Paula Radcliffe will run in tonight's 10,000metres final.
The decision was announced at 11:30am in Athens, barely 10 hours before the race which begins at 9:50pm (7:50pm BST).
Radcliffe has been mulling over whether to enter the 10,000m since her marathon disappointment on Sunday, when she withdrew from the race four miles from the finish.
She is the fastest woman in the world this year over the 10,000metres distance, by a massive 26 seconds, but there have been fears over whether Radcliffe will be too physically drawn or mentally fatigued to race again.
However her decision, which Radcliffe has waited almost until the very last moment to announce, suggests that the marathon world record holder feels confident about her chances over the shorter distance.
The 30–year–old finished fourth over 10,000m at the Sydney Olympics four years ago, having led for much of the race before being outpaced on the final lap.
She was a silver medallist at the 1999 World Championships, but again finished fourth at the 2001 edition.
Her lone 10,000m gold medal came at the European Championships of 2002.

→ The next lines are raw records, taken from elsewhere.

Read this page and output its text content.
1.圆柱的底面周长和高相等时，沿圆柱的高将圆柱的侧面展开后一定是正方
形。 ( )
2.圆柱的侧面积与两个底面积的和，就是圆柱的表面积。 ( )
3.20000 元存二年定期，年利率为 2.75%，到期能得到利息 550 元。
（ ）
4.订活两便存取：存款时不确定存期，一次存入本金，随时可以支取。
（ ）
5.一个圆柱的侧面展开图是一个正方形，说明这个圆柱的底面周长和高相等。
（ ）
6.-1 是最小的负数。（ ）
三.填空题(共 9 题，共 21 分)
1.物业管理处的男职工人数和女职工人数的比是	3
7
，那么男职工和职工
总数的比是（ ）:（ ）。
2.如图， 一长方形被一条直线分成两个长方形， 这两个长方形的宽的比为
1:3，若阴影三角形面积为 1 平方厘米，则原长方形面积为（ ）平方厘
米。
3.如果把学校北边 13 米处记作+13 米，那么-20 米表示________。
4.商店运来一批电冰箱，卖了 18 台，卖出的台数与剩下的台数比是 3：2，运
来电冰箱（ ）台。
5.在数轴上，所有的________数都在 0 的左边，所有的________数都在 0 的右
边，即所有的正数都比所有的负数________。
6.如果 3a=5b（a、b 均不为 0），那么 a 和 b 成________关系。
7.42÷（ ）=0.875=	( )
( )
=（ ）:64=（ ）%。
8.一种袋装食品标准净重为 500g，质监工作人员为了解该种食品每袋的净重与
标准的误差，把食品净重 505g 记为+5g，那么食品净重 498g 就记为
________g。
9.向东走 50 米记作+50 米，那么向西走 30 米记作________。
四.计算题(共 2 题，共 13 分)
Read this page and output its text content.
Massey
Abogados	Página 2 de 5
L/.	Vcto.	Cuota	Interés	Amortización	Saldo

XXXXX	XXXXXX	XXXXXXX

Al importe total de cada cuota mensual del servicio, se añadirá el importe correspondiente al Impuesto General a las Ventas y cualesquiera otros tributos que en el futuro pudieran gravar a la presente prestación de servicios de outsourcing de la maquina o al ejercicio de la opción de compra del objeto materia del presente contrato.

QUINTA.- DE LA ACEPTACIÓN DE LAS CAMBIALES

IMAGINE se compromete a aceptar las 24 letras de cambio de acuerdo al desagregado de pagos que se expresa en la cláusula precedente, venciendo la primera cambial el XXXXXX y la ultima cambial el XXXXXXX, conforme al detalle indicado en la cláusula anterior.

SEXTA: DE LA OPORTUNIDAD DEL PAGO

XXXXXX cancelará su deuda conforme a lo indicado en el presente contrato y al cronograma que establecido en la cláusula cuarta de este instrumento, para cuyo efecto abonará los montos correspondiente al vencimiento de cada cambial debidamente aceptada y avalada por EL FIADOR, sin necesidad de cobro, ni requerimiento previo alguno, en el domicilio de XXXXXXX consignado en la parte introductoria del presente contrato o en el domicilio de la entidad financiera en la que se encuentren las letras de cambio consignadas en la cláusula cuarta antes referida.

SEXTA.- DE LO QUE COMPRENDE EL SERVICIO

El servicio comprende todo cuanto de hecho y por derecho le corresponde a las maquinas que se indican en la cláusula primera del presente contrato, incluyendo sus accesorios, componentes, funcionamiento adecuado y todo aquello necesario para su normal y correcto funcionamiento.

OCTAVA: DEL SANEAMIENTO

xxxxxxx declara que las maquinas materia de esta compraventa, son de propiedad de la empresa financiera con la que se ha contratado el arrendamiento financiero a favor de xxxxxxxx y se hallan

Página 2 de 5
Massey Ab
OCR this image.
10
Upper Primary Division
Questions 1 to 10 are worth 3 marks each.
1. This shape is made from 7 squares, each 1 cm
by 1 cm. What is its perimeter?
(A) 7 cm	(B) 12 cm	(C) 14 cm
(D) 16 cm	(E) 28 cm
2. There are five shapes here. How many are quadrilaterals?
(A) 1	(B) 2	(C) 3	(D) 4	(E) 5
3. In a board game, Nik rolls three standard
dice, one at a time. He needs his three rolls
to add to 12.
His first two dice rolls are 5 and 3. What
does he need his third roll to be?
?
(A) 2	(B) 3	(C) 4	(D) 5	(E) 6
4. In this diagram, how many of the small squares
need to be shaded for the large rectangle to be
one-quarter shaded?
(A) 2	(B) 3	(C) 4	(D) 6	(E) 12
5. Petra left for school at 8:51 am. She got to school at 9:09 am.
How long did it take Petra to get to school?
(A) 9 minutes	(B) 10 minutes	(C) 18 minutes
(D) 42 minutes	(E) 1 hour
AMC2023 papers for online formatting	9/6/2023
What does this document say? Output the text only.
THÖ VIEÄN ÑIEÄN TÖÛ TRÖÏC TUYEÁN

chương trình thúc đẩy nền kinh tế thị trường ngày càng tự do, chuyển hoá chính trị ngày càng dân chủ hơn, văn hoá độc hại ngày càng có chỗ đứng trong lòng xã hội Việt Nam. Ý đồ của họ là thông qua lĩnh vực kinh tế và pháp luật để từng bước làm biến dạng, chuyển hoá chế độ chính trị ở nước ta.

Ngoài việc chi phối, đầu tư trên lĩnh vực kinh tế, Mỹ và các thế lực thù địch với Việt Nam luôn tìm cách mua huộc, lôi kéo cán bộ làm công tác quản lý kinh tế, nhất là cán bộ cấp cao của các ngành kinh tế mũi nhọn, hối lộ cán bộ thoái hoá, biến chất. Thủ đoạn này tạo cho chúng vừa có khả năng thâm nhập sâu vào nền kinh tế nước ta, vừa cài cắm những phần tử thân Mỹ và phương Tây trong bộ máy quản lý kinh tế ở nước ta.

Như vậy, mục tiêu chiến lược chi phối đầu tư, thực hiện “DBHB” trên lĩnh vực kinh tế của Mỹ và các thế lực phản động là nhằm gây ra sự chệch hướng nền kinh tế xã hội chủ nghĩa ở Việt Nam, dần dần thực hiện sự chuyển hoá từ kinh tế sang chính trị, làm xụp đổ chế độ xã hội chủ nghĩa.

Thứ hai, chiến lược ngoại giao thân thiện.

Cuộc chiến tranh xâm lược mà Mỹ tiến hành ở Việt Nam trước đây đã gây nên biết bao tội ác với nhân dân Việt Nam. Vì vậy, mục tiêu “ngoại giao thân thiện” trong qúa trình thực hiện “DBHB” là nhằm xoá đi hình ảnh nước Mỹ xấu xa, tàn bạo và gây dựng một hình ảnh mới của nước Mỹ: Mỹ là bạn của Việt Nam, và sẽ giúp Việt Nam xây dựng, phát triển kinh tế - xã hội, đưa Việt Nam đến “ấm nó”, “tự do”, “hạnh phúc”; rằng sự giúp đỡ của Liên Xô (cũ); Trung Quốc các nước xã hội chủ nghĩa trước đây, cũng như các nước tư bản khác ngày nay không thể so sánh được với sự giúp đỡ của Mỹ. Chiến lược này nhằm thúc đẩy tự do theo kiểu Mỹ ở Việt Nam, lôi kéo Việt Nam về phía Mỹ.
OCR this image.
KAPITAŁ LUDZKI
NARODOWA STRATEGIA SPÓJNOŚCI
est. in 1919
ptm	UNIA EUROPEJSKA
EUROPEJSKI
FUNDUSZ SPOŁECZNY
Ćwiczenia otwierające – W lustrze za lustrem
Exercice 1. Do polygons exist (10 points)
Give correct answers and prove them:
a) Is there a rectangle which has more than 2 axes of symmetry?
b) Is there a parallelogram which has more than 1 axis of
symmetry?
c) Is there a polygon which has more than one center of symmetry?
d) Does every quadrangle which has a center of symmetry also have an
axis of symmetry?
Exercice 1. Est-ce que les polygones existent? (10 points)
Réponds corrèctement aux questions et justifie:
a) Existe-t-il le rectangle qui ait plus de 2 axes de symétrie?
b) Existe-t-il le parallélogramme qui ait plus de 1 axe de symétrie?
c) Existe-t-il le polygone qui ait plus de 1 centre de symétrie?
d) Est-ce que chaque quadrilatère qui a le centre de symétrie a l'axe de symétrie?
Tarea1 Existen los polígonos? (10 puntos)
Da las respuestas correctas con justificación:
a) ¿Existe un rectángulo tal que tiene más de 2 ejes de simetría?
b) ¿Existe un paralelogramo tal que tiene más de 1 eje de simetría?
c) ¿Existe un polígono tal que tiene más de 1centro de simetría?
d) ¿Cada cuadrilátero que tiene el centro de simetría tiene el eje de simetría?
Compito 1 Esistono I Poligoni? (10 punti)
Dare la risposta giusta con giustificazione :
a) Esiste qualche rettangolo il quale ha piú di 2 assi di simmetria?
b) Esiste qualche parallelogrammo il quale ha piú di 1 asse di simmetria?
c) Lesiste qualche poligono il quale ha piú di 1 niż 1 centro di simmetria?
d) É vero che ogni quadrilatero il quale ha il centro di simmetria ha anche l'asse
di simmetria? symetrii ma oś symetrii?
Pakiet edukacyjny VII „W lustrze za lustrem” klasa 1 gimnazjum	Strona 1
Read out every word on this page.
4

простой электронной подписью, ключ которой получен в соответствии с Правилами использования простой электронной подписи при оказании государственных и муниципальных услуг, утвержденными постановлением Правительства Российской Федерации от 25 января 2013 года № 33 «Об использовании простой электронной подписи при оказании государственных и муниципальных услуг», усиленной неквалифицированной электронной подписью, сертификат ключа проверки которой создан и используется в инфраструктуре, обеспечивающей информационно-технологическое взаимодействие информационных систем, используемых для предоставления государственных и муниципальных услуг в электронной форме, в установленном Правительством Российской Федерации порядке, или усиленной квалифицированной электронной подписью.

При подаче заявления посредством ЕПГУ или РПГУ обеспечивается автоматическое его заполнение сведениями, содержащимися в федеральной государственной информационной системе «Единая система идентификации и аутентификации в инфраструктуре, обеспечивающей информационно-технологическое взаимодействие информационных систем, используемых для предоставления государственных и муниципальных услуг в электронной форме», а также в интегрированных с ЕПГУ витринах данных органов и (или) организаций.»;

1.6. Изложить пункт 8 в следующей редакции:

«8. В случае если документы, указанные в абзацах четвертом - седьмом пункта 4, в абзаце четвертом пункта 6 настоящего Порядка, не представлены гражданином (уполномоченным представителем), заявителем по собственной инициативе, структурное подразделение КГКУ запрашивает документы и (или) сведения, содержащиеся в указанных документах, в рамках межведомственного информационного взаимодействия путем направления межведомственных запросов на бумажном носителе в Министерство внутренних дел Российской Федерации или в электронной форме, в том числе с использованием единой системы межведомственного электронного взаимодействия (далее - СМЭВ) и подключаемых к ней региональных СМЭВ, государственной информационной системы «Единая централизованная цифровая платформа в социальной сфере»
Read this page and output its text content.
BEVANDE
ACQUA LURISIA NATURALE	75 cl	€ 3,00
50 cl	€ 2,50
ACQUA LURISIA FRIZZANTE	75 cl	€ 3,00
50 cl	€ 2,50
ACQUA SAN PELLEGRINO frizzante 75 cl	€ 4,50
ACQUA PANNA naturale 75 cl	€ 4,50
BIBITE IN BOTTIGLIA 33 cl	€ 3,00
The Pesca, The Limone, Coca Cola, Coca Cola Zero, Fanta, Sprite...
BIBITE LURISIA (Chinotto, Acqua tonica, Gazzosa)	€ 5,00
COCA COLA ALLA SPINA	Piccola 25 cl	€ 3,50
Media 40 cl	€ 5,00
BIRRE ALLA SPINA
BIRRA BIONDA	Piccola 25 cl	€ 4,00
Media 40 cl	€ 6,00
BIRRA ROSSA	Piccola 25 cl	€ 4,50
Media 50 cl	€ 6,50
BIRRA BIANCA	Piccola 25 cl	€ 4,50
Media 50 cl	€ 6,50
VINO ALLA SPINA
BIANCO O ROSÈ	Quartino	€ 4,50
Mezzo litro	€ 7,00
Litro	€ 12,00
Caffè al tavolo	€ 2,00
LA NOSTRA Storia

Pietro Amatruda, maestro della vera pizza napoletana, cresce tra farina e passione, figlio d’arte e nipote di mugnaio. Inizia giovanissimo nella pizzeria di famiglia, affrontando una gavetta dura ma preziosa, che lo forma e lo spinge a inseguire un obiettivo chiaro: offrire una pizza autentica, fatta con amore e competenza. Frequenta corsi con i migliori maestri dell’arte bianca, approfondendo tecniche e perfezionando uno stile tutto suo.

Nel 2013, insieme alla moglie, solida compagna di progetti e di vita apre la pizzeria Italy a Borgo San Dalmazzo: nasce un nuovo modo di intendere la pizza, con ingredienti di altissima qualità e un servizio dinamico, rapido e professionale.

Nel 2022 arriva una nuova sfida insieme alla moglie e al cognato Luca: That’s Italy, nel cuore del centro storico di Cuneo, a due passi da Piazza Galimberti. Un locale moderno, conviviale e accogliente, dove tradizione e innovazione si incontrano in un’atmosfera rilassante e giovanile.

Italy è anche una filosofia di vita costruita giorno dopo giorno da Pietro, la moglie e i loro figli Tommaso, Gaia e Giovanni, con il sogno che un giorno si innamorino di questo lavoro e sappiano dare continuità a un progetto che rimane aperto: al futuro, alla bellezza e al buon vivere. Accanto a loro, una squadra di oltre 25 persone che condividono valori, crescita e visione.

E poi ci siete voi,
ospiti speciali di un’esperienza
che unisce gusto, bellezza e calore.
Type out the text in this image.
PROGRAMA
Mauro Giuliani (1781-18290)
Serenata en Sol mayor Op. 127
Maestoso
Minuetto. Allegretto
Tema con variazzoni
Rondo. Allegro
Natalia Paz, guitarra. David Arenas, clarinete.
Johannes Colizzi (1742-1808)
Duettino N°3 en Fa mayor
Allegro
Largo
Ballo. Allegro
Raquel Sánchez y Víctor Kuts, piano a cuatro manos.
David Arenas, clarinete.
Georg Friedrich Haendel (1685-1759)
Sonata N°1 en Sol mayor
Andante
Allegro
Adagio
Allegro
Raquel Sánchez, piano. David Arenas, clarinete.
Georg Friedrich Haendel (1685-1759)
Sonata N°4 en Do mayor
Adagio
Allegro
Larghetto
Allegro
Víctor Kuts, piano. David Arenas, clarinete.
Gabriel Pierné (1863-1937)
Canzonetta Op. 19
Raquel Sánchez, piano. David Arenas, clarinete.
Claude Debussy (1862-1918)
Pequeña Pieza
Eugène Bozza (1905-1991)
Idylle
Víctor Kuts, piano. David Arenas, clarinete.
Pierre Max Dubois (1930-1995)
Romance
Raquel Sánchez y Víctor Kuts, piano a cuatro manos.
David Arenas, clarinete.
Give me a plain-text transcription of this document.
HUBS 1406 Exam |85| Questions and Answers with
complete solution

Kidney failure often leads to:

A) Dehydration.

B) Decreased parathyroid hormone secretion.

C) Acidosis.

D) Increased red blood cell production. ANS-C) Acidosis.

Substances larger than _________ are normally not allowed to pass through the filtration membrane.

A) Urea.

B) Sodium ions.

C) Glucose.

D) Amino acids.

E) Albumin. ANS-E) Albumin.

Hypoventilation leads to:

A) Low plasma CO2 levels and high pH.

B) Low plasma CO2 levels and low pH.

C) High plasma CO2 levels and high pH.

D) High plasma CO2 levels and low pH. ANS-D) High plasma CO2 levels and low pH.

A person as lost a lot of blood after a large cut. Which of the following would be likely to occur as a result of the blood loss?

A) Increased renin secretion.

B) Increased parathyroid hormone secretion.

Since the heartbreak of Sunday, when an exhausted Radcliffe pulled up at the side of the road and wept at her failure to complete the course, she has kept a largely low profile.
Aside from a television interview and press conference on Monday, during both of which she burst into tears, Radcliffe had given no hints of her plans, other than to gradually step up her training.
At her press conference, Radcliffe explained how competing in the 10,000m had hardly crossed her mind, but added that the race could offer a chance to make amends.
"I came to run and win the marathon," Radcliffe said on Monday.
"I am desperate to redeem something from all that work but I will not put myself into that arena if I am not right."
By staying in Athens, it has been apparent that Radcliffe has given serious consideration to competing.
Because she will be 34 by the time of the Beijing Games, tonight's race has been perceived as perhaps Radcliffe's best chance of an Olympic gold.